Los Angeles-based retailer American Apparel has filed for bankruptcy under Chapter 11, and plans to recapitalize through a consensual pre-arranged reorganization plan in hopes to significantly reduce its debt and interest payments. The clothing maker has seen troubled times in recent months, with numerous store closings and the threat of several lawsuits from ousted CEO and company founder Dov Charney. As of Friday, shares of the company had closed at a mere 11 cents.
The restructuring support agreement, which has been approved by American Apparel’s board of directors, will substantially reduce the company’s debt and interest payments through the elimination of over $200 million of its bonds in exchange for equity interests in the reorganized company, and provide the company with access to financing during and after its restructuring, which will allow both its retail stores and manufacturing plants to stay open. The company expects to complete the restructuring within six months.
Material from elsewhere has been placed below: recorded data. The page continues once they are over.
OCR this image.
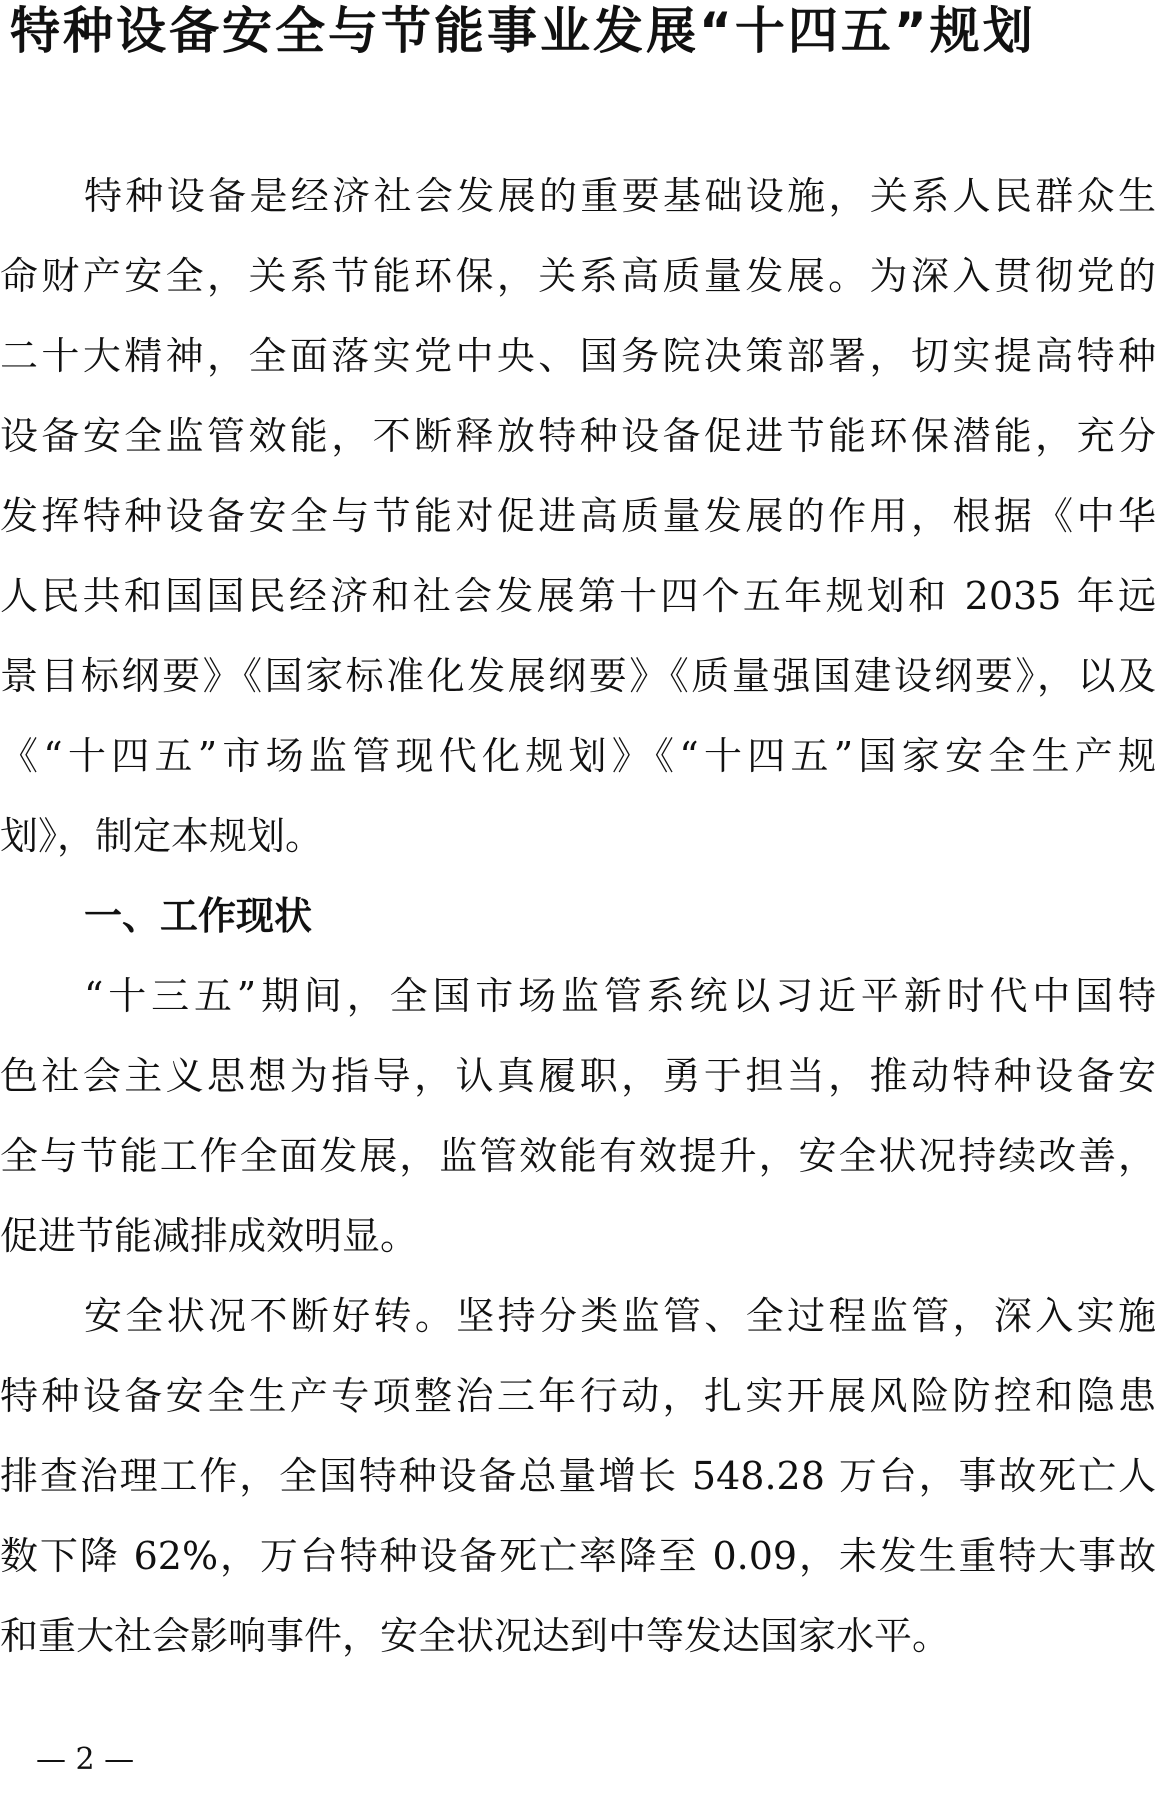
特种设备安全与节能事业发展“十四五”规划
特种设备是经济社会发展的重要基础设施，关系人民群众生
命财产安全，关系节能环保，关系高质量发展。为深入贯彻党的
二十大精神，全面落实党中央、国务院决策部署，切实提高特种
设备安全监管效能，不断释放特种设备促进节能环保潜能，充分
发挥特种设备安全与节能对促进高质量发展的作用，根据《中华
人民共和国国民经济和社会发展第十四个五年规划和 2035 年远
景目标纲要》《国家标准化发展纲要》《质量强国建设纲要》，以及
《“十四五”市场监管现代化规划》《“十四五”国家安全生产规
划》，制定本规划。
一、工作现状
“十三五”期间，全国市场监管系统以习近平新时代中国特
色社会主义思想为指导，认真履职，勇于担当，推动特种设备安
全与节能工作全面发展，监管效能有效提升，安全状况持续改善，
促进节能减排成效明显。
安全状况不断好转。坚持分类监管、全过程监管，深入实施
特种设备安全生产专项整治三年行动，扎实开展风险防控和隐患
排查治理工作，全国特种设备总量增长 548.28 万台，事故死亡人
数下降 62%，万台特种设备死亡率降至 0.09，未发生重特大事故
和重大社会影响事件，安全状况达到中等发达国家水平。
— 2 —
Paula Schneider, American Apparel’s CEO, commented in a statement: “By improving our financial footing, we will be able to refocus our business efforts on the execution of our turnaround strategy as we look to create new and relevant products, launch new design and merchandising initiatives, invest in new stores, grow our e-commerce business, and create captivating new marketing campaigns that will help drive our business forward.”
Under the restructuring support agreement, American Apparel’s secured lenders, which include Standard General and Goldman Sachs Asset Management, will provide approximately $90 million in debtor-in-possession (DIP) financing. These supporting creditors have committed $70 million of new capital to support the reorganization and recapitalization of the business. As a result of the reorganization, American Apparel’s debt will be reduced from $300 million to no more than $135 million, and annual interest expense will decrease by $20 million.
Schneider added, “This process will ultimately benefit our employees, suppliers, customers and valued partners. We are taking this step to keep jobs in the U.S.A. and preserve the ideals for which the company stands.”